Busby concludes, incoherently given his support of Feyerabend, with the comment that “the assumptions of the authors are similarly questionable and are the result of fitting a prior paradigm, that of ‘hormesis’ to those pieces of observational data that fit their chosen interpretation.” Since our central contention is that there exists radiation dose and dose-rate thresholds below which there is no harm to the organism (and indeed there is benefit—hormesis), the “pieces of observational [and experimental] data that fit [our] chosen interpretation” are precisely those that reveal the very hormetic range that the authors of so many epidemiological studies exclude and, based on the exclusion, deny exist. The paradigm that includes hormesis is not a “prior paradigm,” but rather, in Bayesian terminology, is a “posterior” or an a posteriori paradigm, derived from a more inclusive assessment of nature (i.e., selective but not cherry picked) rather than a less inclusive one (i.e., cherry picked). The less inclusive paradigm and its longstanding politically dominating status mislead many investigators into obscuring the existence of hormesis in the low-dose, low-dose-rate ranges and arriving, unwittingly or not, through circular reasoning at the LNT hypothesis. The hormetic aspect only becomes visible by examination of the broader epidemiological domain and, most particularly, in the biological domain.
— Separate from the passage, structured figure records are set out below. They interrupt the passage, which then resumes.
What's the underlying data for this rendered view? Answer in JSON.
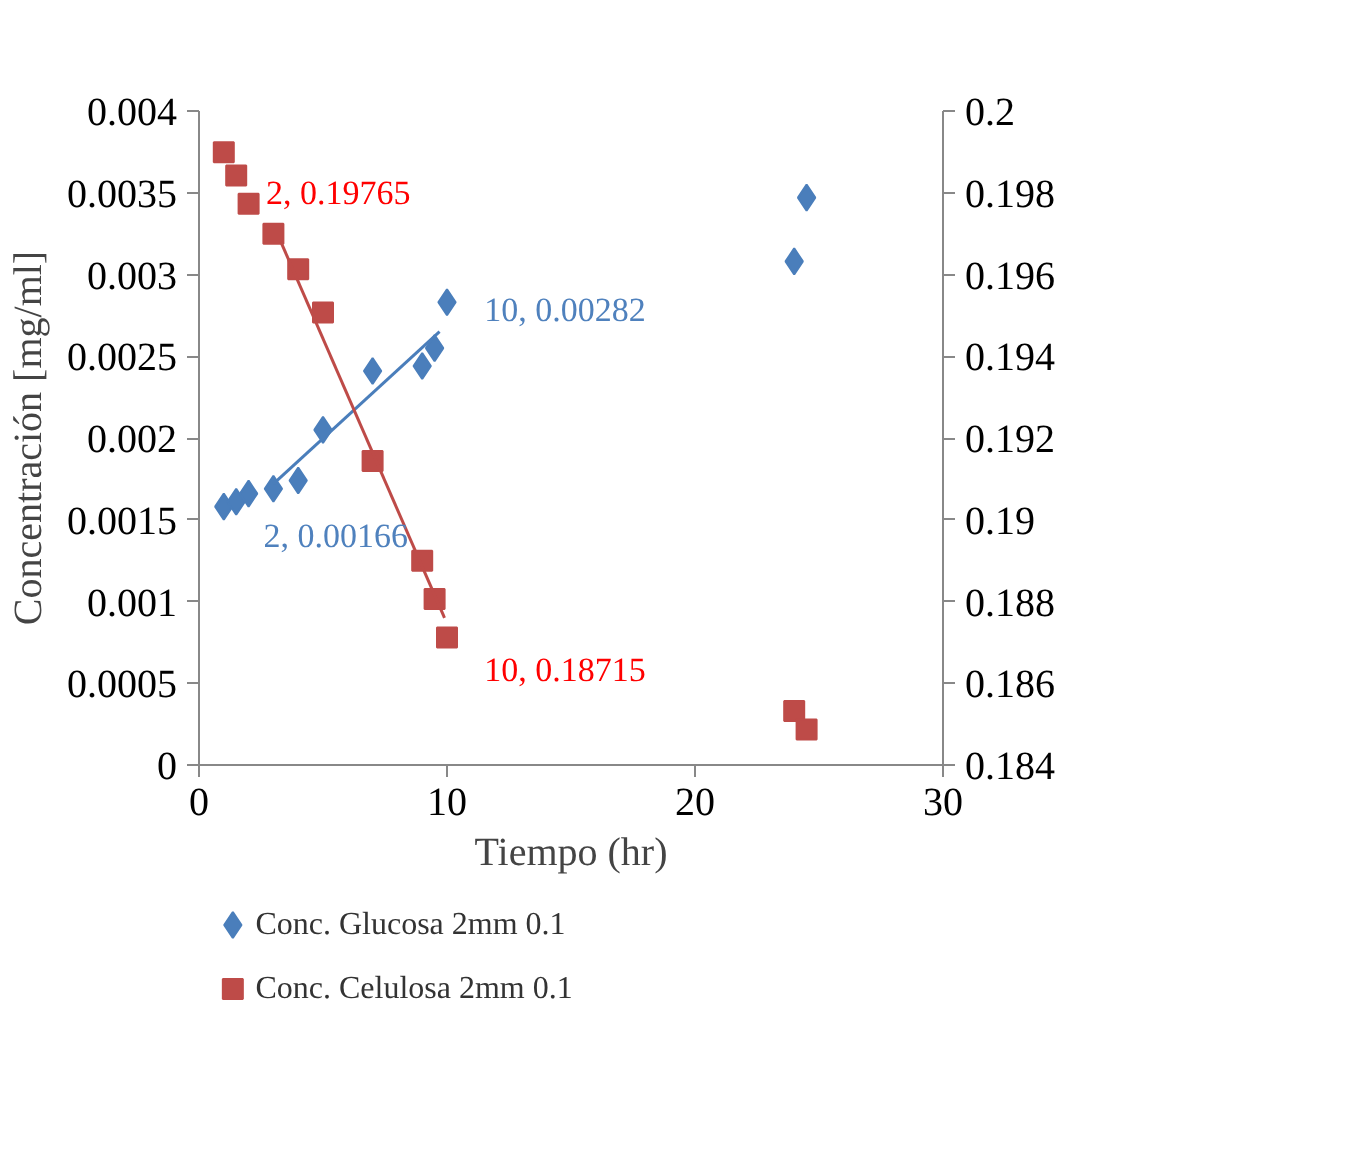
{
  "chart_data": {
    "type": "scatter",
    "xlabel": "Tiempo (hr)",
    "ylabel": "Concentración [mg/ml]",
    "xlim": [
      0,
      30
    ],
    "xticks": [
      0,
      10,
      20,
      30
    ],
    "ylim": [
      0,
      0.004
    ],
    "yticks": [
      0,
      0.0005,
      0.001,
      0.0015,
      0.002,
      0.0025,
      0.003,
      0.0035,
      0.004
    ],
    "y2lim": [
      0.184,
      0.2
    ],
    "y2ticks": [
      0.184,
      0.186,
      0.188,
      0.19,
      0.192,
      0.194,
      0.196,
      0.198,
      0.2
    ],
    "grid": false,
    "legend": "bottom",
    "series": [
      {
        "name": "Conc. Glucosa 2mm 0.1",
        "color": "#4a7ebb",
        "marker": "diamond",
        "x": [
          1,
          1.5,
          2,
          3,
          4,
          5,
          7,
          9,
          9.5,
          10,
          24,
          24.5
        ],
        "values": [
          0.00158,
          0.00161,
          0.00166,
          0.00169,
          0.00174,
          0.00205,
          0.00241,
          0.00244,
          0.00255,
          0.00283,
          0.00308,
          0.00347
        ]
      },
      {
        "name": "Conc. Celulosa 2mm 0.1",
        "color": "#be4b48",
        "marker": "square",
        "axis": "y2",
        "x": [
          1,
          1.5,
          2,
          3,
          4,
          5,
          7,
          9,
          9.5,
          10,
          24,
          24.5
        ],
        "values": [
          0.19899,
          0.19842,
          0.19773,
          0.197,
          0.19613,
          0.19507,
          0.19144,
          0.189,
          0.18806,
          0.18712,
          0.18532,
          0.18487
        ]
      },
      {
        "type": "line",
        "color": "#4a7ebb",
        "x": [
          3,
          9.7
        ],
        "values": [
          0.00172,
          0.00265
        ]
      },
      {
        "type": "line",
        "color": "#be4b48",
        "axis": "y2",
        "x": [
          3.3,
          9.9
        ],
        "values": [
          0.1968,
          0.1876
        ]
      }
    ],
    "annotations": [
      "2, 0.19765",
      "10, 0.00282",
      "2, 0.00166",
      "10, 0.18715"
    ]
  }
}
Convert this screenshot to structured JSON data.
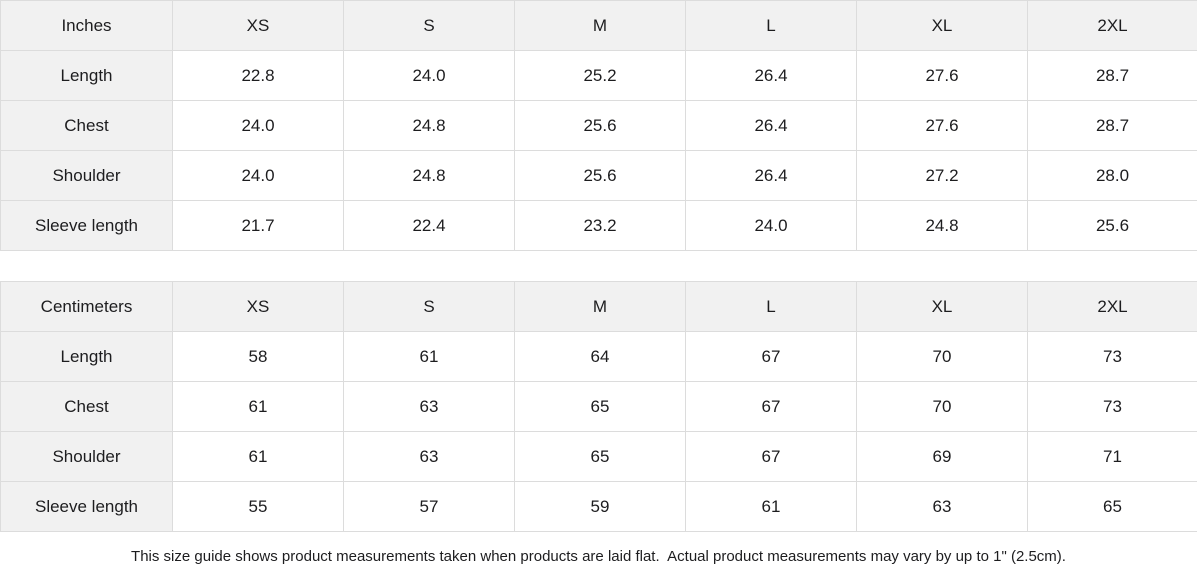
{
  "colors": {
    "label_background": "#f1f1f1",
    "cell_background": "#ffffff",
    "grid_border": "#dcdcdc",
    "text": "#1d1d1f"
  },
  "tables": [
    {
      "unit_label": "Inches",
      "size_headers": [
        "XS",
        "S",
        "M",
        "L",
        "XL",
        "2XL"
      ],
      "rows": [
        {
          "label": "Length",
          "values": [
            "22.8",
            "24.0",
            "25.2",
            "26.4",
            "27.6",
            "28.7"
          ]
        },
        {
          "label": "Chest",
          "values": [
            "24.0",
            "24.8",
            "25.6",
            "26.4",
            "27.6",
            "28.7"
          ]
        },
        {
          "label": "Shoulder",
          "values": [
            "24.0",
            "24.8",
            "25.6",
            "26.4",
            "27.2",
            "28.0"
          ]
        },
        {
          "label": "Sleeve length",
          "values": [
            "21.7",
            "22.4",
            "23.2",
            "24.0",
            "24.8",
            "25.6"
          ]
        }
      ]
    },
    {
      "unit_label": "Centimeters",
      "size_headers": [
        "XS",
        "S",
        "M",
        "L",
        "XL",
        "2XL"
      ],
      "rows": [
        {
          "label": "Length",
          "values": [
            "58",
            "61",
            "64",
            "67",
            "70",
            "73"
          ]
        },
        {
          "label": "Chest",
          "values": [
            "61",
            "63",
            "65",
            "67",
            "70",
            "73"
          ]
        },
        {
          "label": "Shoulder",
          "values": [
            "61",
            "63",
            "65",
            "67",
            "69",
            "71"
          ]
        },
        {
          "label": "Sleeve length",
          "values": [
            "55",
            "57",
            "59",
            "61",
            "63",
            "65"
          ]
        }
      ]
    }
  ],
  "footer": {
    "note": "This size guide shows product measurements taken when products are laid flat.  Actual product measurements may vary by up to 1\" (2.5cm)."
  }
}
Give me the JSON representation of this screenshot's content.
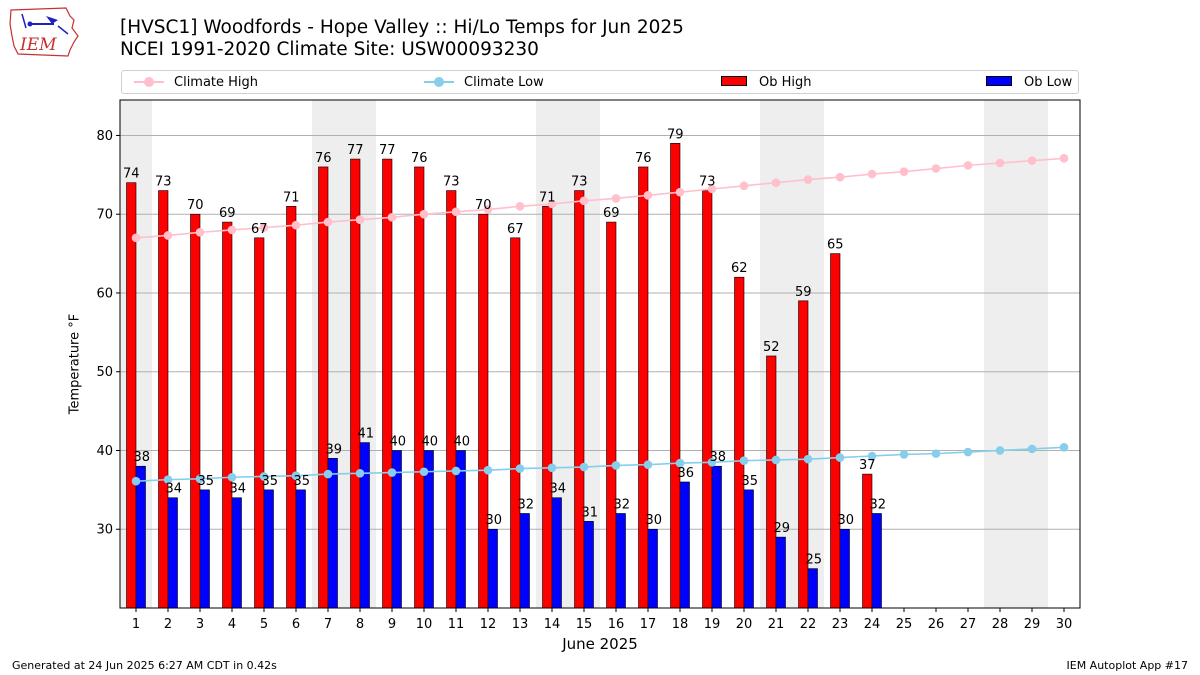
{
  "header": {
    "title_line1": "[HVSC1] Woodfords - Hope Valley :: Hi/Lo Temps for Jun 2025",
    "title_line2": "NCEI 1991-2020 Climate Site: USW00093230",
    "logo_text": "IEM"
  },
  "footer": {
    "generated": "Generated at 24 Jun 2025 6:27 AM CDT in 0.42s",
    "app": "IEM Autoplot App #17"
  },
  "colors": {
    "ob_high": "#ff0000",
    "ob_low": "#0000ff",
    "climate_high": "#ffc0cb",
    "climate_low": "#87ceeb",
    "weekend_shade": "#eeeeee",
    "grid": "#b0b0b0"
  },
  "chart_data": {
    "type": "bar",
    "xlabel": "June 2025",
    "ylabel": "Temperature °F",
    "ylim": [
      20,
      84.5
    ],
    "yticks": [
      30,
      40,
      50,
      60,
      70,
      80
    ],
    "grid": "horizontal",
    "legend_placement": "top",
    "categories": [
      "1",
      "2",
      "3",
      "4",
      "5",
      "6",
      "7",
      "8",
      "9",
      "10",
      "11",
      "12",
      "13",
      "14",
      "15",
      "16",
      "17",
      "18",
      "19",
      "20",
      "21",
      "22",
      "23",
      "24",
      "25",
      "26",
      "27",
      "28",
      "29",
      "30"
    ],
    "shaded_days": [
      1,
      7,
      8,
      14,
      15,
      21,
      22,
      28,
      29
    ],
    "series": [
      {
        "name": "Climate High",
        "kind": "line",
        "values": [
          67.0,
          67.3,
          67.7,
          68.0,
          68.3,
          68.6,
          69.0,
          69.3,
          69.6,
          70.0,
          70.3,
          70.6,
          71.0,
          71.3,
          71.7,
          72.0,
          72.4,
          72.8,
          73.2,
          73.6,
          74.0,
          74.4,
          74.7,
          75.1,
          75.4,
          75.8,
          76.2,
          76.5,
          76.8,
          77.1
        ]
      },
      {
        "name": "Climate Low",
        "kind": "line",
        "values": [
          36.1,
          36.3,
          36.4,
          36.6,
          36.7,
          36.8,
          37.0,
          37.1,
          37.2,
          37.3,
          37.4,
          37.5,
          37.7,
          37.8,
          37.9,
          38.1,
          38.2,
          38.4,
          38.5,
          38.7,
          38.8,
          38.9,
          39.1,
          39.3,
          39.5,
          39.6,
          39.8,
          40.0,
          40.2,
          40.4
        ]
      },
      {
        "name": "Ob High",
        "kind": "bar",
        "values": [
          74,
          73,
          70,
          69,
          67,
          71,
          76,
          77,
          77,
          76,
          73,
          70,
          67,
          71,
          73,
          69,
          76,
          79,
          73,
          62,
          52,
          59,
          65,
          37,
          null,
          null,
          null,
          null,
          null,
          null
        ],
        "labels": [
          "74",
          "73",
          "70",
          "69",
          "67",
          "71",
          "76",
          "77",
          "77",
          "76",
          "73",
          "70",
          "67",
          "71",
          "73",
          "69",
          "76",
          "79",
          "73",
          "62",
          "52",
          "59",
          "65",
          "37",
          "",
          "",
          "",
          "",
          "",
          ""
        ]
      },
      {
        "name": "Ob Low",
        "kind": "bar",
        "values": [
          38,
          34,
          35,
          34,
          35,
          35,
          39,
          41,
          40,
          40,
          40,
          30,
          32,
          34,
          31,
          32,
          30,
          36,
          38,
          35,
          29,
          25,
          30,
          32,
          null,
          null,
          null,
          null,
          null,
          null
        ],
        "labels": [
          "38",
          "34",
          "35",
          "34",
          "35",
          "35",
          "39",
          "41",
          "40",
          "40",
          "40",
          "30",
          "32",
          "34",
          "31",
          "32",
          "30",
          "36",
          "38",
          "35",
          "29",
          "25",
          "30",
          "32",
          "",
          "",
          "",
          "",
          "",
          ""
        ]
      }
    ]
  }
}
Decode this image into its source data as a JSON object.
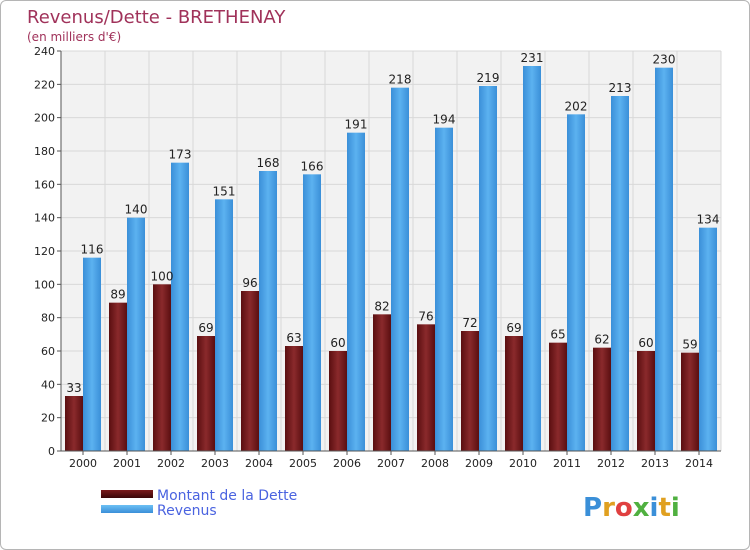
{
  "chart_data": {
    "type": "bar",
    "title": "Revenus/Dette - BRETHENAY",
    "subtitle": "(en milliers d'€)",
    "categories": [
      "2000",
      "2001",
      "2002",
      "2003",
      "2004",
      "2005",
      "2006",
      "2007",
      "2008",
      "2009",
      "2010",
      "2011",
      "2012",
      "2013",
      "2014"
    ],
    "series": [
      {
        "name": "Montant de la Dette",
        "color": "#7a1a1c",
        "values": [
          33,
          89,
          100,
          69,
          96,
          63,
          60,
          82,
          76,
          72,
          69,
          65,
          62,
          60,
          59
        ]
      },
      {
        "name": "Revenus",
        "color": "#4aa3e6",
        "values": [
          116,
          140,
          173,
          151,
          168,
          166,
          191,
          218,
          194,
          219,
          231,
          202,
          213,
          230,
          134
        ]
      }
    ],
    "ylim": [
      0,
      240
    ],
    "yticks": [
      0,
      20,
      40,
      60,
      80,
      100,
      120,
      140,
      160,
      180,
      200,
      220,
      240
    ],
    "grid": true,
    "legend": "bottom-left",
    "xlabel": "",
    "ylabel": ""
  },
  "logo": {
    "letters": [
      "P",
      "r",
      "o",
      "x",
      "i",
      "t",
      "i"
    ],
    "colors": [
      "#3a8fd8",
      "#e0a020",
      "#e04040",
      "#50b040",
      "#3a8fd8",
      "#e0a020",
      "#50b040"
    ]
  }
}
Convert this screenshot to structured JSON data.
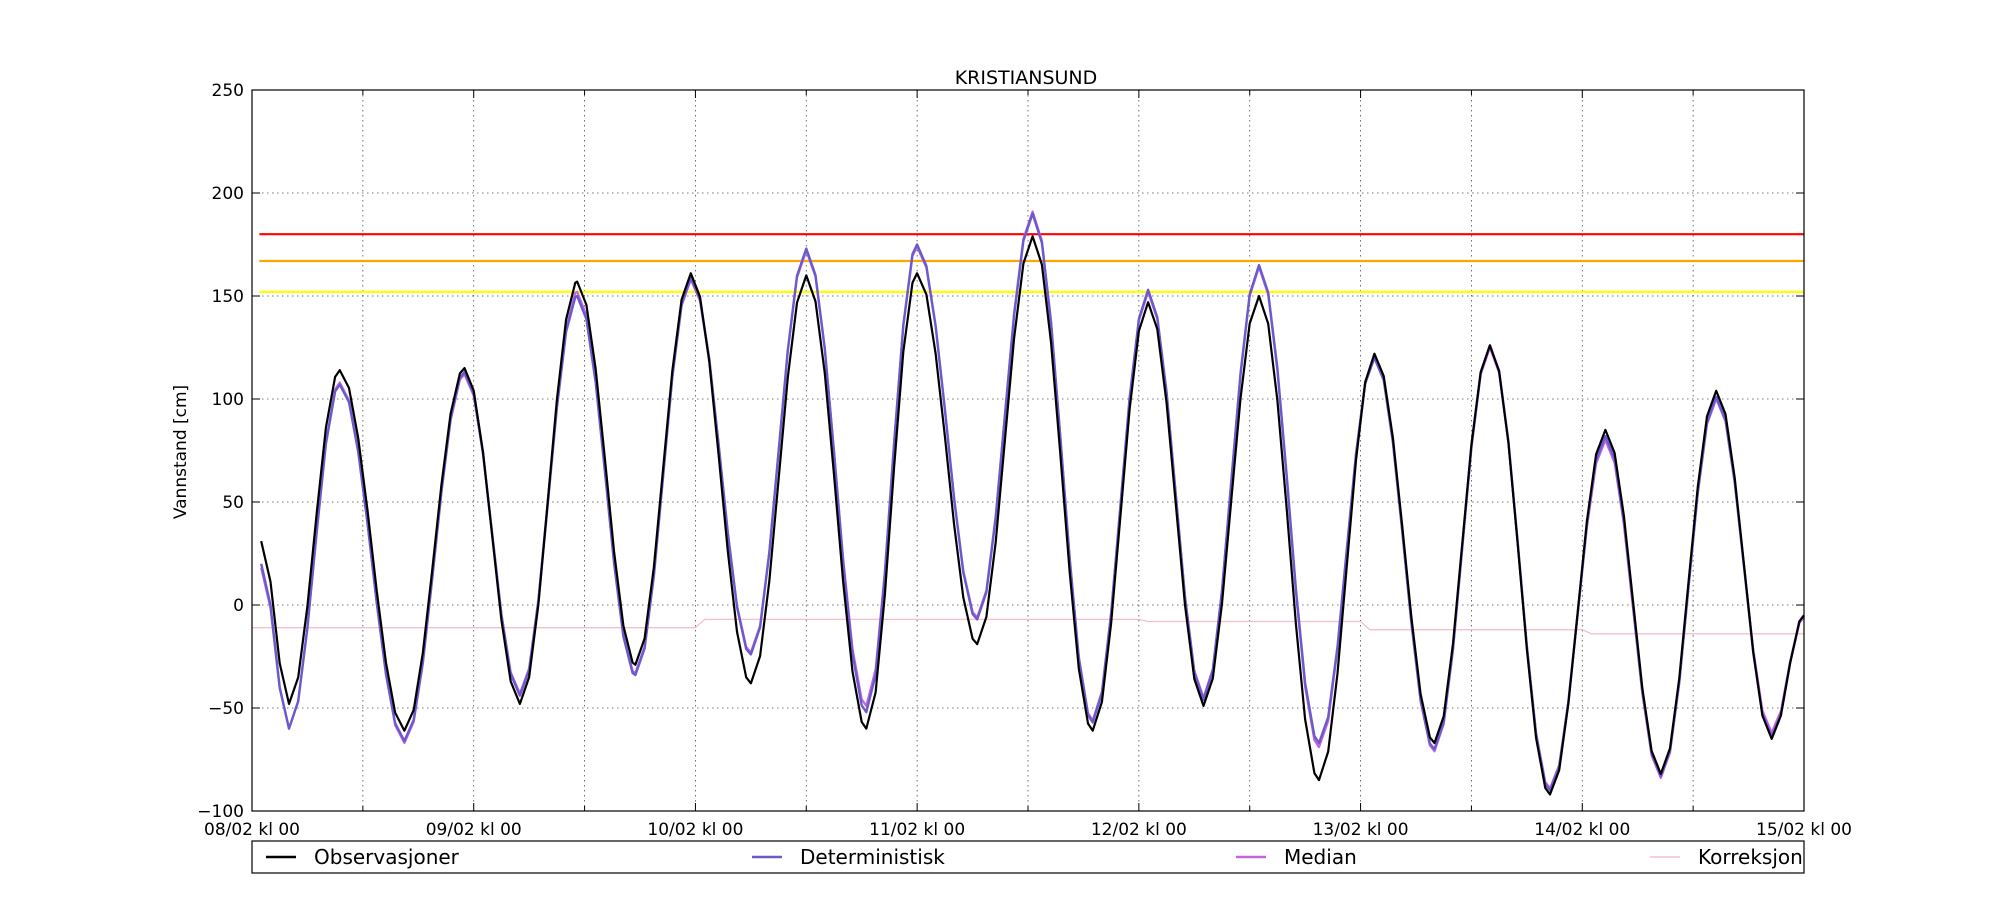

Addressed to both sets of comments:

Readers of scientific studies, in this field among many, have to remain continually vigilant against the all-too-common strategy employed by both Schmitz-Feuerhake and Busby: rather than rely on refutations of specific points, they change the subject, invoking study after study, implying that these suffice to demonstrate our errors. We have tried to show how a class of epidemiological studies in radiation science—those that deny hormesis and the existence of dose and dose-rate thresholds—are rooted in the failure to appeal to biology for either the source of their hypotheses or validation of their conclusions, or both. We analyze mainly studies that deal with external radiation and with carcinogenesis rather than with hereditary aspects. Neither of our critics has pointed to any actual flaws in our reasoning and have both brought up aspects that are not part of our analysis. This is not a scientific approach, in which the goal should be to arrive at a greater comprehension of reality rather than a further confirmation of a favored paradigm.